Killeennashask Church (in Ruins), Killeennashask, Co. Mayo
Co. Mayo |
Churches & Chapels
At the edge of a wooded escarpment in County Mayo, a small ruined church has been slowly disappearing into the landscape for so long that by 1995 it had become effectively invisible.
So dense was the scrub growth surrounding it that an inspection that year had to be abandoned entirely, leaving the structure unexamined and, in practical terms, unverifiable. The church sits approximately twenty-five metres north of the Owenmore River, on ground that drops sharply through heavy woodland toward the water below.

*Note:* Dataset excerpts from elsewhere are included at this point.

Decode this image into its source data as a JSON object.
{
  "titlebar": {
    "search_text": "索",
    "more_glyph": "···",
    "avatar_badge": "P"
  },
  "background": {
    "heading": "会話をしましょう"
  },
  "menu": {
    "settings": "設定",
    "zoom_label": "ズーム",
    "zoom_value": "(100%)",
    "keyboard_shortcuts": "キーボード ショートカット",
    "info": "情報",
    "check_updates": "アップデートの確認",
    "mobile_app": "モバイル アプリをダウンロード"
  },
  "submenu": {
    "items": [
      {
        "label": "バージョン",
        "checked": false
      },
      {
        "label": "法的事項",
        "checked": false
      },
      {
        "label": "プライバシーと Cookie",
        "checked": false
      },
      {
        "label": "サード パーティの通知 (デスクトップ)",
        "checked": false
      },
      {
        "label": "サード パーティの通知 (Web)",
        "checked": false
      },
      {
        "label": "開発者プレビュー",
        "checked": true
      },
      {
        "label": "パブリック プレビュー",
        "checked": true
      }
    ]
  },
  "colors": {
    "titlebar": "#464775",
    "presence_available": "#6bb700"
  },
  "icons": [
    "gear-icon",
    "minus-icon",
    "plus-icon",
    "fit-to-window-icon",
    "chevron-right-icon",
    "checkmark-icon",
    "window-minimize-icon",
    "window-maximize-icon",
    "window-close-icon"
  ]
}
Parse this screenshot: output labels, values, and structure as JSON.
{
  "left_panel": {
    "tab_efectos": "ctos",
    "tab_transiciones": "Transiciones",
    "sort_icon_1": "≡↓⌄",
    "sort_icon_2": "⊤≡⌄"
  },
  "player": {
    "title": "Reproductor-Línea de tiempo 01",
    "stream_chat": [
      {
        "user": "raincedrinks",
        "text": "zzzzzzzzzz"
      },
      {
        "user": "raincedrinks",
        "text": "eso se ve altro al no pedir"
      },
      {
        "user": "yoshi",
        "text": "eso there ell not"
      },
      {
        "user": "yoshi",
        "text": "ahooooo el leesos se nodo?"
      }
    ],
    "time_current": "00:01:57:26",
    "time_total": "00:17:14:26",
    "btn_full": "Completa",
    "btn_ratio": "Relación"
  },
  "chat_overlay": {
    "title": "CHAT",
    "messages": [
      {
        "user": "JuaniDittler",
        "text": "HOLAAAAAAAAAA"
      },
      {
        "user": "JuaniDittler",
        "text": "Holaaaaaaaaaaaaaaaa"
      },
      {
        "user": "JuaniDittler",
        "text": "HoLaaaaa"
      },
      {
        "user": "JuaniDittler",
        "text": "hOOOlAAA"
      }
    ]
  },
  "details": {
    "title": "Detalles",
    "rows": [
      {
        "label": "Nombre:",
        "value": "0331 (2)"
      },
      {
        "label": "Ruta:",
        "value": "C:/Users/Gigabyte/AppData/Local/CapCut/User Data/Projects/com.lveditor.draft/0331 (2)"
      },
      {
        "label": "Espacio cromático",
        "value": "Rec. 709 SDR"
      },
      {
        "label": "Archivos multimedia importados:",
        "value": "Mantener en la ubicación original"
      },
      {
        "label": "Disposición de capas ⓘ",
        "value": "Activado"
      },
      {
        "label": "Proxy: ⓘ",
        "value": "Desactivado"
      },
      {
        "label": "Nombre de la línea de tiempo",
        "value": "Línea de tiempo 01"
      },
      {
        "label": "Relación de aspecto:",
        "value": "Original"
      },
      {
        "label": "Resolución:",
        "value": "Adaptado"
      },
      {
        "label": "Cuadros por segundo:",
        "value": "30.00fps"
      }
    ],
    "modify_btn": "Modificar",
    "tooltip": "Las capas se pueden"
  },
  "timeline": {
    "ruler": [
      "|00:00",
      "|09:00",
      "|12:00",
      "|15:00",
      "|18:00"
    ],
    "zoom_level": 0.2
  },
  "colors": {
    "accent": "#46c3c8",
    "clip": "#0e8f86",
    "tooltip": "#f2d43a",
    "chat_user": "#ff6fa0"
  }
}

The townland of Killeennashask takes its name from this church, a common pattern in Irish placenames where the word "kill" derives from the Early Christian Latin "cella", referring to a monastic cell or small church. By the time the Ordnance Survey produced its six-inch maps in 1838, the building was already noted as a ruin, described as a simple rectangular structure. When the same area was mapped again in 1923, something further had changed: the walls of the church had been absorbed into a field boundary running northwest to southeast, with another boundary meeting it at the northwest corner. The ruin had, in effect, been put to work as a convenient divider of agricultural land. A graveyard associated with the site was recorded separately but appears on neither edition of the map. A report from 1937 described the church as small and featureless, offering no ornamental stonework or distinguishing architectural detail to suggest a period of construction or a patron.